Annual report pursuant to Section 13 and 15(d)

Subsequent Events

v3.23.1
Subsequent Events
12 Months Ended
Dec. 31, 2022
Subsequent Events [Abstract]  
SUBSEQUENT EVENTS
U. SUBSEQUENT EVENTS:

 

Management has evaluated events occurring after the balance sheet date through March 20, 2023, the date in which the financial statements were available to be issued.

 

On January 25, 2023, the Company entered into an Asset Purchase Agreement (the “TRM Purchase Agreement”) with TRM Corp., a Massachusetts corporation, and Thomas R. Miller (“TRM”), pursuant to which the Company agreed to acquire substantially all of the assets of TRM Corp. used in TRM Corp.’s branding, marketing and promotional products and services business (the “TRM Business”).

 

Under the TRM Purchase Agreement, the aggregate purchase price (“TRM Purchase Price”) for the TRM Business will consist of cash payments by the Company to TRM Corp. at and following the TRM Closing (as defined below), subject to adjustments, as described below.

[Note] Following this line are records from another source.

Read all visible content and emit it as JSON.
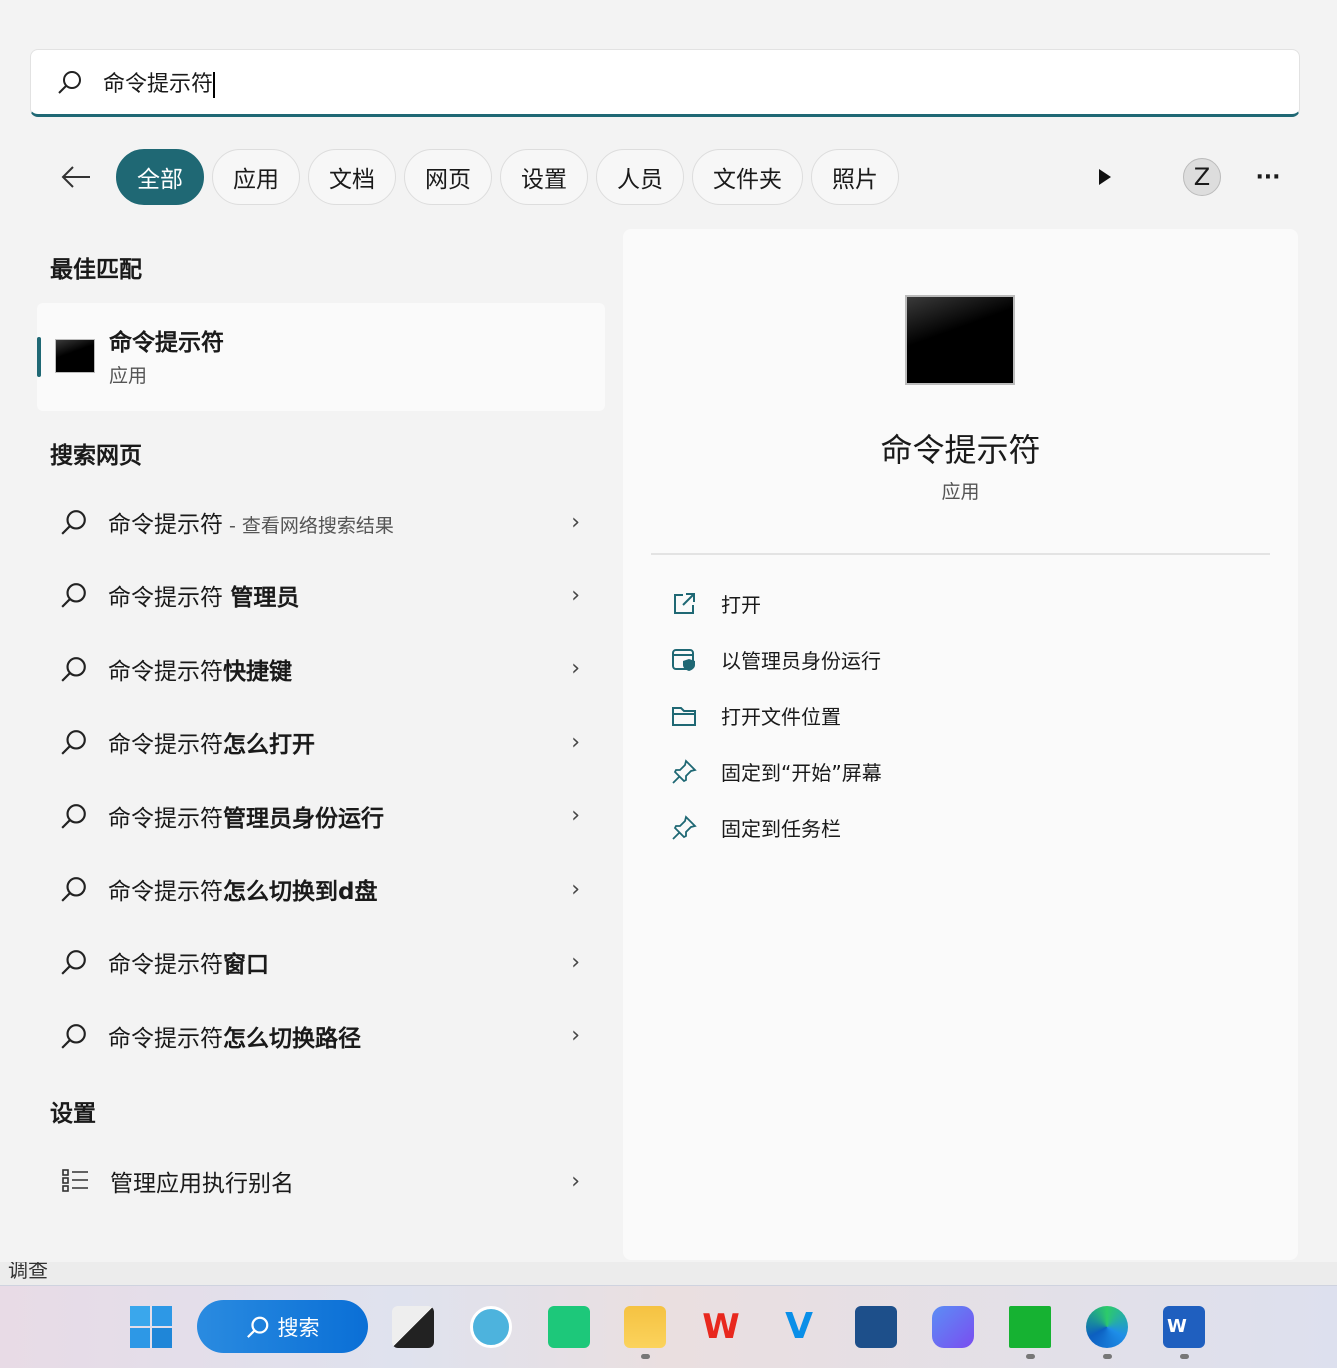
{
  "search": {
    "query": "命令提示符"
  },
  "filters": [
    "全部",
    "应用",
    "文档",
    "网页",
    "设置",
    "人员",
    "文件夹",
    "照片"
  ],
  "avatar": "Z",
  "best_match": {
    "heading": "最佳匹配",
    "name": "命令提示符",
    "type": "应用"
  },
  "web": {
    "heading": "搜索网页",
    "items": [
      {
        "prefix": "命令提示符",
        "bold": "",
        "sub": " - 查看网络搜索结果"
      },
      {
        "prefix": "命令提示符 ",
        "bold": "管理员",
        "sub": ""
      },
      {
        "prefix": "命令提示符",
        "bold": "快捷键",
        "sub": ""
      },
      {
        "prefix": "命令提示符",
        "bold": "怎么打开",
        "sub": ""
      },
      {
        "prefix": "命令提示符",
        "bold": "管理员身份运行",
        "sub": ""
      },
      {
        "prefix": "命令提示符",
        "bold": "怎么切换到d盘",
        "sub": ""
      },
      {
        "prefix": "命令提示符",
        "bold": "窗口",
        "sub": ""
      },
      {
        "prefix": "命令提示符",
        "bold": "怎么切换路径",
        "sub": ""
      }
    ]
  },
  "settings": {
    "heading": "设置",
    "items": [
      {
        "label": "管理应用执行别名"
      }
    ]
  },
  "detail": {
    "name": "命令提示符",
    "type": "应用",
    "actions": [
      "打开",
      "以管理员身份运行",
      "打开文件位置",
      "固定到“开始”屏幕",
      "固定到任务栏"
    ]
  },
  "behind_text": "调查",
  "taskbar": {
    "search_label": "搜索"
  }
}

At the consummation of the transactions contemplated by the TRM Purchase Agreement (the “TRM Closing”), the Company will pay TRM Corp. the following cash components of the TRM Purchase Price: (a) $1,000,000 in cash, subject to a customary working capital adjustment, an adjustment for any indebtedness of TRM Corp. or the TRM Business as of the date and time of the TRM Closing (the “TRM Closing Date”) that is not part of the Assumed Liabilities (as defined in the TRM Purchase Agreement), and the TRM Earn Out Payments (as defined below); (b) the amount paid by TRM Corp. (cost) for Inventory (as defined in the TRM Purchase Agreement) that is on hand and owned by Seller as of the TRM Closing Date; (c) installment payments (the “TRM Installment Payments”) equal to (i) $400,000 on the first anniversary of the TRM Closing Date, (ii) $300,000 on the second anniversary of the TRM Closing Date, (iii) $200,000 on the third anniversary of the TRM Closing Date, and (iv) $200,000 on the fourth anniversary of the TRM Closing Date, with such TRM Installment Payments subject to adjustment for certain uncollected accounts receivable amounts outstanding after the first 12 months following the TRM Closing; and (d) four annual earnout payments (collectively, the “TRM Earn Out Payments”), each equal to (i) 45% of annual Gross Profit (as defined in the TRM Purchase Agreement) of TRM Corp. above $4,000,000 with respect to certain customers of TRM Corp. or primarily resulting from the efforts of TRM or certain employees or independent contractors of TRM Corp., plus (ii) 25% of the annual Gross Profit above $4,000,000 with respect to customers primarily resulting from the past or future efforts of the Company that are assigned to and primary responsibility of any employee or independent contractor of TRM Corp. as designated by the TRM Purchase Agreement, for the trailing 12-month period, as of the first, second, third, and fourth anniversary of the TRM Closing Date, with such TRM Earn Out Payments subject to adjustment as set forth in the TRM Purchase Agreement.